The fetishizing topic. Chileee. I have not ever experienced that nor that I have a fear to talk to non-black men because of it. I had a friend who is only into white men. She never had attraction to black men and that is fine. There was a situation with one guy she was with and he called her to calm her down. This is what he said. "If I ever pictured my version of a perfect girl, it would be you." Sounds sweet right? Just wait. " She would have very, very dark dark skin," Yup " with very very kinky hair" Uhh " with a big nose and big lips" IS THIS YOUR KING?!? Ya'll should've seen my face. Like WHAT!! but she loved it. she thought it was the best thing ever. I couldn't say much after that. It was weird to me how he empathized certain things, like I know I have dark skin, I know how I look so why did you have to say it that way? Just like her, I have interest in non-black men too. But I also have interest in black men as well. I like Spanish, White, Asian guys just as much as I like Black men. But the white men I had interest in never said that to me. They call me pretty, they didn't empashize my features in the way that guy did to that friend. I know some people who told me they might call you certain words behind your back. But I know who I deal with and I know their character. They would not ever do that. I don't lower my standards for one race but heighten it up for another. Everyone gets treated the same.

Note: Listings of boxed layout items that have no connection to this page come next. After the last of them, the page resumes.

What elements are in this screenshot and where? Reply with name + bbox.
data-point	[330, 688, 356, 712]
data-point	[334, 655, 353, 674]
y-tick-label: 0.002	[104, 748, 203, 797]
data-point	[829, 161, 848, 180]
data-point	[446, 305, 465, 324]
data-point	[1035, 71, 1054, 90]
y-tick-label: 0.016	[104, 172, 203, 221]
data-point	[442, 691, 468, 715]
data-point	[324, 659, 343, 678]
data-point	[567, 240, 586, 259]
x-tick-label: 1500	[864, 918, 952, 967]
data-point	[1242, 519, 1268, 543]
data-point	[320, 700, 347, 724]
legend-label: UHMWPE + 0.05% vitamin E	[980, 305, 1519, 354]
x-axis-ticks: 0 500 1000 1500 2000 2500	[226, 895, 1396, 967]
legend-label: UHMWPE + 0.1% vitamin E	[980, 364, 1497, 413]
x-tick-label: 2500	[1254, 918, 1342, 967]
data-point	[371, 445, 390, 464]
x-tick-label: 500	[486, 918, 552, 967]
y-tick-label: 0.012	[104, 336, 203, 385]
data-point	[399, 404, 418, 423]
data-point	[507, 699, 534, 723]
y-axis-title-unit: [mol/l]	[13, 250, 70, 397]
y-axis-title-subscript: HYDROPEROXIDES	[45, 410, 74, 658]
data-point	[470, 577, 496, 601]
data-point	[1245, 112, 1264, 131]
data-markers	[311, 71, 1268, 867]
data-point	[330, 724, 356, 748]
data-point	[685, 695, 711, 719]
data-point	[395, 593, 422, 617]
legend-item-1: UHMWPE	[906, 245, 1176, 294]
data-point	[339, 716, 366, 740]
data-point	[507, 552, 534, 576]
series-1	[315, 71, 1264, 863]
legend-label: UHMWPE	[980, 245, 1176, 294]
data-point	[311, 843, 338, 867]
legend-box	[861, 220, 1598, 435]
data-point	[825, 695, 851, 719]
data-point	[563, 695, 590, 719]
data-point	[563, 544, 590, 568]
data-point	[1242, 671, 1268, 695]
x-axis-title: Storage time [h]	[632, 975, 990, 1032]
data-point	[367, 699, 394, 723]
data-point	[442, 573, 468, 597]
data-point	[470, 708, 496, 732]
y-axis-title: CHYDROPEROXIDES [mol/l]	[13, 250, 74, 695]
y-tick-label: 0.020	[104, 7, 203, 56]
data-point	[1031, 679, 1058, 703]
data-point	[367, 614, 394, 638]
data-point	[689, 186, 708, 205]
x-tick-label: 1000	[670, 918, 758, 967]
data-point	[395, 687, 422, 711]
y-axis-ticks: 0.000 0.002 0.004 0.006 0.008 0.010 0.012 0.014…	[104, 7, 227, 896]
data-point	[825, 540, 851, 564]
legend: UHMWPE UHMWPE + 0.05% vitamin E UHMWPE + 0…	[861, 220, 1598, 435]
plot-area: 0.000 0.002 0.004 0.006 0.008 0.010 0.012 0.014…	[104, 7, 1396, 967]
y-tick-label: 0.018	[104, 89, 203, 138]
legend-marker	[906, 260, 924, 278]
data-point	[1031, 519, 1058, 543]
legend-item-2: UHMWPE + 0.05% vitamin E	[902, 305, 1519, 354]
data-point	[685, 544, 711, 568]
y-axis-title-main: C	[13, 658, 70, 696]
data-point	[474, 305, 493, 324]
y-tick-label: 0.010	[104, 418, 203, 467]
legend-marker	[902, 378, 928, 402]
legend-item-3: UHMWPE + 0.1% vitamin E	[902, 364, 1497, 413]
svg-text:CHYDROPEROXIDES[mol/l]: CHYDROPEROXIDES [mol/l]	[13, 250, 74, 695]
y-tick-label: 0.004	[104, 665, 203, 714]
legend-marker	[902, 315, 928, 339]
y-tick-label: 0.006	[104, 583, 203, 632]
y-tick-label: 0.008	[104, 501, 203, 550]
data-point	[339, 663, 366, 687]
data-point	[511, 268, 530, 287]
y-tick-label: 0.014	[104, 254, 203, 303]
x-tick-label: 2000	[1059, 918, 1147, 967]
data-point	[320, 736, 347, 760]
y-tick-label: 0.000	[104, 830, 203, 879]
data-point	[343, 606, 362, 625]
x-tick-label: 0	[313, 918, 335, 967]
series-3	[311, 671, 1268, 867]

I know some people who are so desperate to get attention from a non-black man that they will do anything. They know, they are men still. They will use you because you made it easy for them to. I had non-black men approach me, pursue me relentlessly. I never gave them a pedestal to stand on because they are non-black. They had to still apply pressure like the black men had to. This made me respected to them. They wanted me, not the other way around. They wanted me to be someone they could have a relationship with, to love, to protect. It is not like I came to them begging for their love or approval. Some women are used as a pump-and-dump for that reason. Be someone that they can respect. Be yourself. Some women change themselves to attract a non-black man. Why? you can't hide yourself for long. Why would you even want to change yourself to appease someone that may not even look your way? Or even want you only like this, not the real you?
I am for Interracial relationships, when it is real love. Not based on those reasons I stated before. I met dope, amazing people that wasn't in my race. We vibed with each other, cared for each other, fought with each other, etc. I had the best times with these guys. They opened my door, asked me how my day was. If I looked sad, they came up to me and made sure I was ok.
If you want to be in one, be real with yourself on why you want it and then go for it! The energy you give off is what type of non-black men you will attract. My friend told me about the capitol riots and how some of the men there has a black wife. She was scared that if she dated a white man, this could happen to her. I told her you have to look at the woman he is with. She most likely fits those categories. That desperate, self-hating, fetishizing stuff will get you men like that in a boatload. Respect and love yourself, and you will find people of all races that love you too.